\11\ Satu kebenaran

20K 1.2K 11
                                    

Selamat  membaca!💊


Sepanjang perjalanan menuju ruang istirahat, Arvin terus merutuki dirinya sendiri karena salah memberi jawaban pada Elina.

Sudah kepalang terlambat, akhirnya Arvin hanya bisa pasrah menerimanya. Sungguh, bukan itu yang sebenarnya ingin ia utarakan, tapi entah kenapa kalimat itulah yang keluar dari mulutnya. Arvin yakin,  jikalau Elina pasti akan curiga, terbukti dengan raut wajahnya tadi yang ia tampilkan.

Arvin menyandarkan tubuhnya ketembok dan mengacak-ngacak rambutnya frustasi. kepalanya pening memikirkan hal-hal buruk yang akan terjadi nantinya.

Arvin menghembuskan nafas untuk kesekian kalinya guna meredam rasa kesal, cemas dan juga gelisah yang membelenggu hatinya.

Saat tengah memejamkan matanya, tubuhnya terjengkit kaget saat seseorang menepuk pundaknya dari samping. Arvin menoleh dan yang pertama ia lihat adalah cengiran khas Luthfi.

"Apa?" Tanya Arvin malas, sungguh mood nya tidak bersahabat sekarang.

"Yaelah tuh muka kayak belum dicuci seminggu deh. Burem gue lihatnya" celetuk Luthfi sambil duduk disamping Arvin.

"Lagi nggak selera mau ngapa-ngapain gue"

"Kenapa lagi lo? Ada masalah? Ceritalah sini!"

Arvin menimbang-nimbang keputusannya untuk bercerita pada Luthfi atau tidak. Keuntungannnya dirinya bisa merasa sedikit lega dan kerugiannya adalah pasti Luthfi akan terus bertanya hingga keakarnya yang membuat Arvin pusing menjawabnya.

Langsung saja Arvin menggeleng karena kemungkinan terburuk bercerita pada Luthfi lebih mendominasi.

"Kapan-kapan deh" jawabnya yang membuat wajah Luthfi mendengus.

"Eh, sekarang kan lagi jam istirahat.
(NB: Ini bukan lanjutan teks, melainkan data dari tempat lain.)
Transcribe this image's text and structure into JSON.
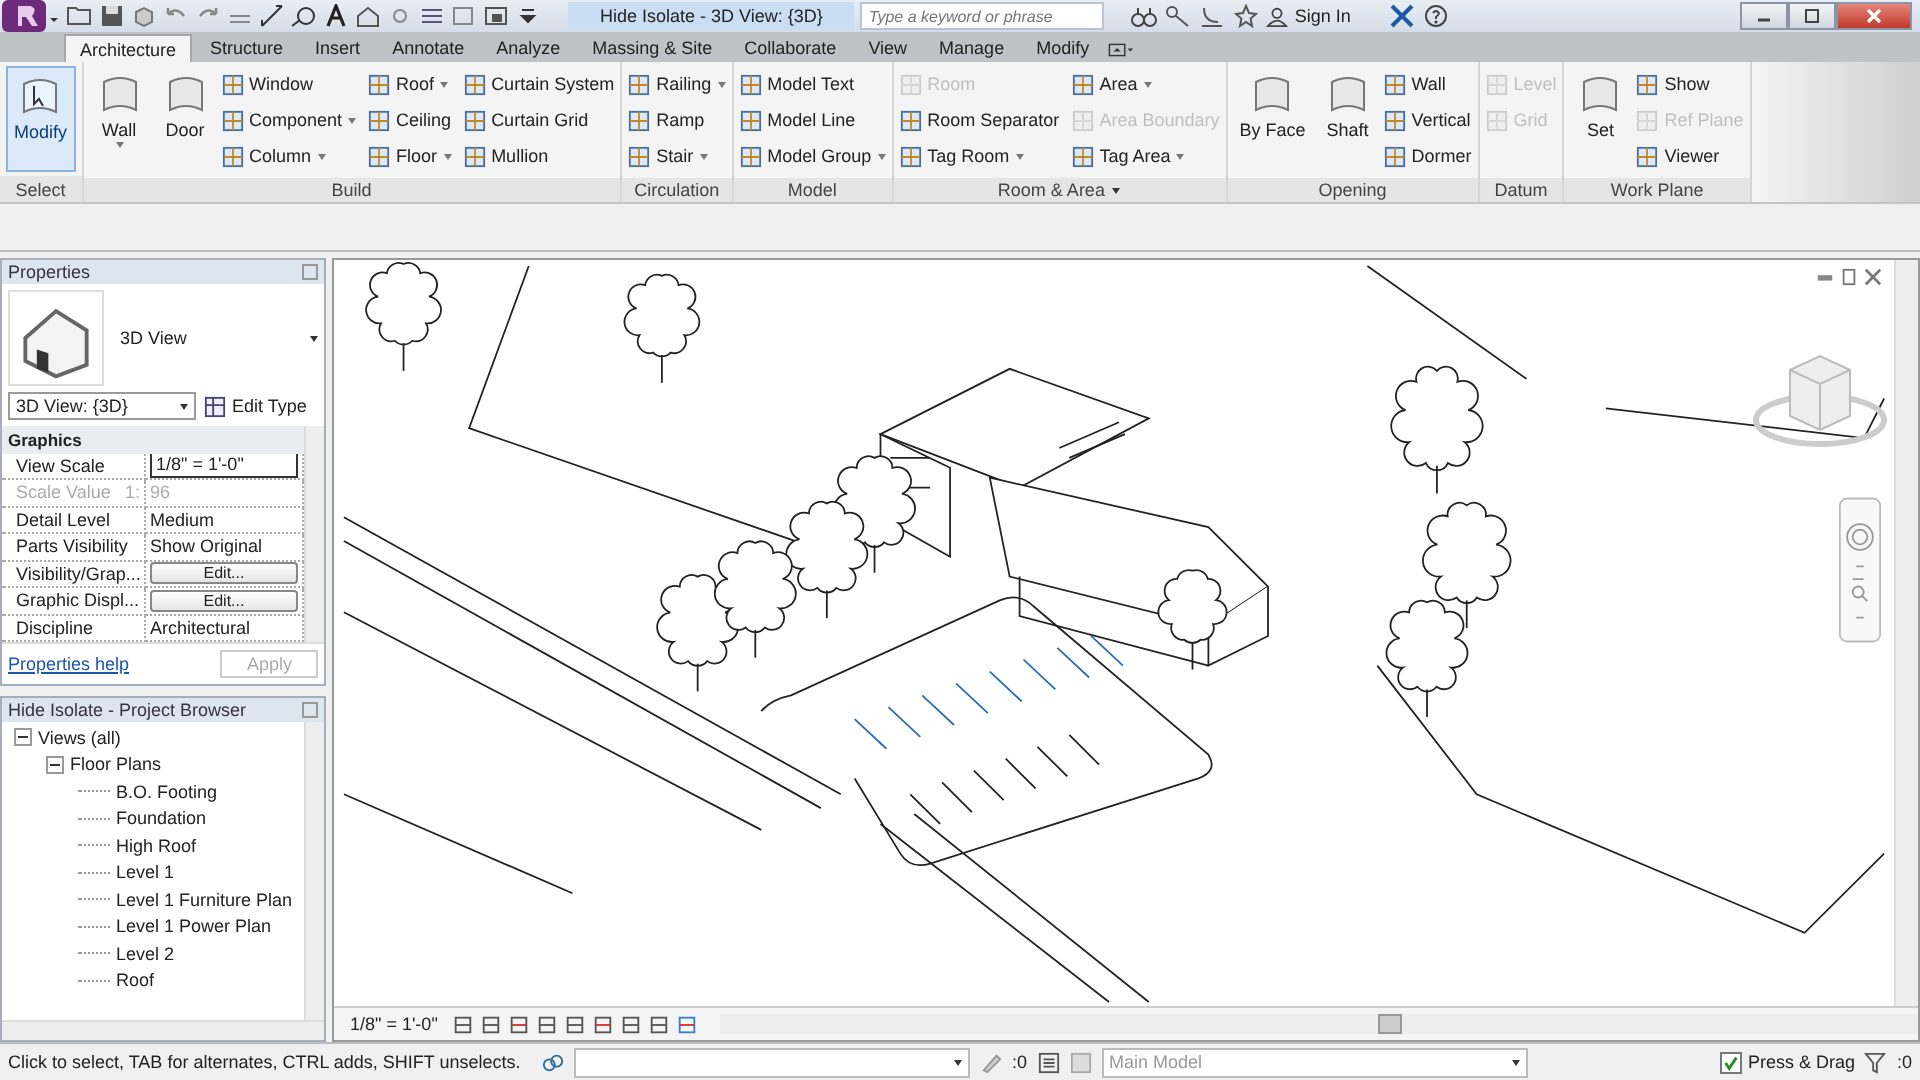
{
  "title_bar": {
    "title": "Hide Isolate - 3D View: {3D}",
    "search": {
      "placeholder": "Type a keyword or phrase"
    },
    "sign_in": "Sign In"
  },
  "tabs": [
    {
      "label": "Architecture",
      "selected": true
    },
    {
      "label": "Structure",
      "selected": false
    },
    {
      "label": "Insert",
      "selected": false
    },
    {
      "label": "Annotate",
      "selected": false
    },
    {
      "label": "Analyze",
      "selected": false
    },
    {
      "label": "Massing & Site",
      "selected": false
    },
    {
      "label": "Collaborate",
      "selected": false
    },
    {
      "label": "View",
      "selected": false
    },
    {
      "label": "Manage",
      "selected": false
    },
    {
      "label": "Modify",
      "selected": false
    }
  ],
  "ribbon": [
    {
      "label": "Select",
      "menu": false,
      "items": [
        {
          "label": "Modify",
          "kind": "large",
          "dropdown": false,
          "disabled": false,
          "selected": true
        }
      ]
    },
    {
      "label": "Build",
      "menu": false,
      "items": [
        {
          "label": "Wall",
          "kind": "large",
          "dropdown": true,
          "disabled": false,
          "selected": false
        },
        {
          "label": "Door",
          "kind": "large",
          "dropdown": false,
          "disabled": false,
          "selected": false
        },
        {
          "label": "Window",
          "kind": "small",
          "dropdown": false,
          "disabled": false,
          "selected": false
        },
        {
          "label": "Component",
          "kind": "small",
          "dropdown": true,
          "disabled": false,
          "selected": false
        },
        {
          "label": "Column",
          "kind": "small",
          "dropdown": true,
          "disabled": false,
          "selected": false
        },
        {
          "label": "Roof",
          "kind": "small",
          "dropdown": true,
          "disabled": false,
          "selected": false
        },
        {
          "label": "Ceiling",
          "kind": "small",
          "dropdown": false,
          "disabled": false,
          "selected": false
        },
        {
          "label": "Floor",
          "kind": "small",
          "dropdown": true,
          "disabled": false,
          "selected": false
        },
        {
          "label": "Curtain System",
          "kind": "small",
          "dropdown": false,
          "disabled": false,
          "selected": false
        },
        {
          "label": "Curtain Grid",
          "kind": "small",
          "dropdown": false,
          "disabled": false,
          "selected": false
        },
        {
          "label": "Mullion",
          "kind": "small",
          "dropdown": false,
          "disabled": false,
          "selected": false
        }
      ]
    },
    {
      "label": "Circulation",
      "menu": false,
      "items": [
        {
          "label": "Railing",
          "kind": "small",
          "dropdown": true,
          "disabled": false,
          "selected": false
        },
        {
          "label": "Ramp",
          "kind": "small",
          "dropdown": false,
          "disabled": false,
          "selected": false
        },
        {
          "label": "Stair",
          "kind": "small",
          "dropdown": true,
          "disabled": false,
          "selected": false
        }
      ]
    },
    {
      "label": "Model",
      "menu": false,
      "items": [
        {
          "label": "Model Text",
          "kind": "small",
          "dropdown": false,
          "disabled": false,
          "selected": false
        },
        {
          "label": "Model Line",
          "kind": "small",
          "dropdown": false,
          "disabled": false,
          "selected": false
        },
        {
          "label": "Model Group",
          "kind": "small",
          "dropdown": true,
          "disabled": false,
          "selected": false
        }
      ]
    },
    {
      "label": "Room & Area",
      "menu": true,
      "items": [
        {
          "label": "Room",
          "kind": "small",
          "dropdown": false,
          "disabled": true,
          "selected": false
        },
        {
          "label": "Room Separator",
          "kind": "small",
          "dropdown": false,
          "disabled": false,
          "selected": false
        },
        {
          "label": "Tag Room",
          "kind": "small",
          "dropdown": true,
          "disabled": false,
          "selected": false
        },
        {
          "label": "Area",
          "kind": "small",
          "dropdown": true,
          "disabled": false,
          "selected": false
        },
        {
          "label": "Area Boundary",
          "kind": "small",
          "dropdown": false,
          "disabled": true,
          "selected": false
        },
        {
          "label": "Tag Area",
          "kind": "small",
          "dropdown": true,
          "disabled": false,
          "selected": false
        }
      ]
    },
    {
      "label": "Opening",
      "menu": false,
      "items": [
        {
          "label": "By Face",
          "kind": "large",
          "dropdown": false,
          "disabled": false,
          "selected": false
        },
        {
          "label": "Shaft",
          "kind": "large",
          "dropdown": false,
          "disabled": false,
          "selected": false
        },
        {
          "label": "Wall",
          "kind": "small",
          "dropdown": false,
          "disabled": false,
          "selected": false
        },
        {
          "label": "Vertical",
          "kind": "small",
          "dropdown": false,
          "disabled": false,
          "selected": false
        },
        {
          "label": "Dormer",
          "kind": "small",
          "dropdown": false,
          "disabled": false,
          "selected": false
        }
      ]
    },
    {
      "label": "Datum",
      "menu": false,
      "items": [
        {
          "label": "Level",
          "kind": "small",
          "dropdown": false,
          "disabled": true,
          "selected": false
        },
        {
          "label": "Grid",
          "kind": "small",
          "dropdown": false,
          "disabled": true,
          "selected": false
        }
      ]
    },
    {
      "label": "Work Plane",
      "menu": false,
      "items": [
        {
          "label": "Set",
          "kind": "large",
          "dropdown": false,
          "disabled": false,
          "selected": false
        },
        {
          "label": "Show",
          "kind": "small",
          "dropdown": false,
          "disabled": false,
          "selected": false
        },
        {
          "label": "Ref Plane",
          "kind": "small",
          "dropdown": false,
          "disabled": true,
          "selected": false
        },
        {
          "label": "Viewer",
          "kind": "small",
          "dropdown": false,
          "disabled": false,
          "selected": false
        }
      ]
    }
  ],
  "properties": {
    "title": "Properties",
    "type_name": "3D View",
    "selector": "3D View: {3D}",
    "edit_type": "Edit Type",
    "group": "Graphics",
    "rows": [
      {
        "name": "View Scale",
        "value": "1/8\" = 1'-0\"",
        "kind": "input",
        "disabled": false
      },
      {
        "name": "Scale Value",
        "prefix": "1:",
        "value": "96",
        "kind": "text",
        "disabled": true
      },
      {
        "name": "Detail Level",
        "value": "Medium",
        "kind": "text",
        "disabled": false
      },
      {
        "name": "Parts Visibility",
        "value": "Show Original",
        "kind": "text",
        "disabled": false
      },
      {
        "name": "Visibility/Grap...",
        "value": "Edit...",
        "kind": "button",
        "disabled": false
      },
      {
        "name": "Graphic Displ...",
        "value": "Edit...",
        "kind": "button",
        "disabled": false
      },
      {
        "name": "Discipline",
        "value": "Architectural",
        "kind": "text",
        "disabled": false
      }
    ],
    "help": "Properties help",
    "apply": {
      "label": "Apply",
      "disabled": true
    }
  },
  "browser": {
    "title": "Hide Isolate - Project Browser",
    "tree": [
      {
        "label": "Views (all)",
        "expanded": true,
        "children": [
          {
            "label": "Floor Plans",
            "expanded": true,
            "children": [
              {
                "label": "B.O. Footing"
              },
              {
                "label": "Foundation"
              },
              {
                "label": "High Roof"
              },
              {
                "label": "Level 1"
              },
              {
                "label": "Level 1 Furniture Plan"
              },
              {
                "label": "Level 1 Power Plan"
              },
              {
                "label": "Level 2"
              },
              {
                "label": "Roof"
              }
            ]
          }
        ]
      }
    ]
  },
  "view_bar": {
    "scale": "1/8\" = 1'-0\""
  },
  "status_bar": {
    "message": "Click to select, TAB for alternates, CTRL adds, SHIFT unselects.",
    "editing_count": ":0",
    "model": "Main Model",
    "press_drag": {
      "label": "Press & Drag",
      "checked": true
    },
    "filter_count": ":0"
  }
}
Kenapa duduk-duduk gini sih? Ayo kekantin" ajak Luthfi sambil bangkit dari duduknya.

"Lo duluan aja deh, males gue" ujar Arvin sambil membenarkan posisi duduknya agar nyaman.

"Ck, lo kan baru sembuh. Masa iya mau sakit lagi gara-gara nggak mau makan. Ayo cepetan, kalo lo sakit siapa yang repot? Bukan gue tentunya" celoteh Luhtfi sambil menarik-narik lengan Arvin agar bangun.

Arvin mendengus kesal dan bangkit berdiri, " Iya-iya ayo cepet. Bawel amat sih lo" kesalnya yang dibalas kekehan oleh Luthfi karena berhasil menambah kekesalan pria itu.

"Sabar kali, gue kawinin juga lo biar nggak darah tinggi mulu" ujar Luthfi asal sambil merangkul Arvin.

"Lo duluan, gue ogah"

¤¤¤

Elina tengah berjalan dilorong rumah sakit untuk menuju ruangannya sehabis memeriksa semua pasien. Banyak yang menyapanya, meskipun Elina tidak mengenalnya namun ia balas dengan senyuman ramah seperti biasa.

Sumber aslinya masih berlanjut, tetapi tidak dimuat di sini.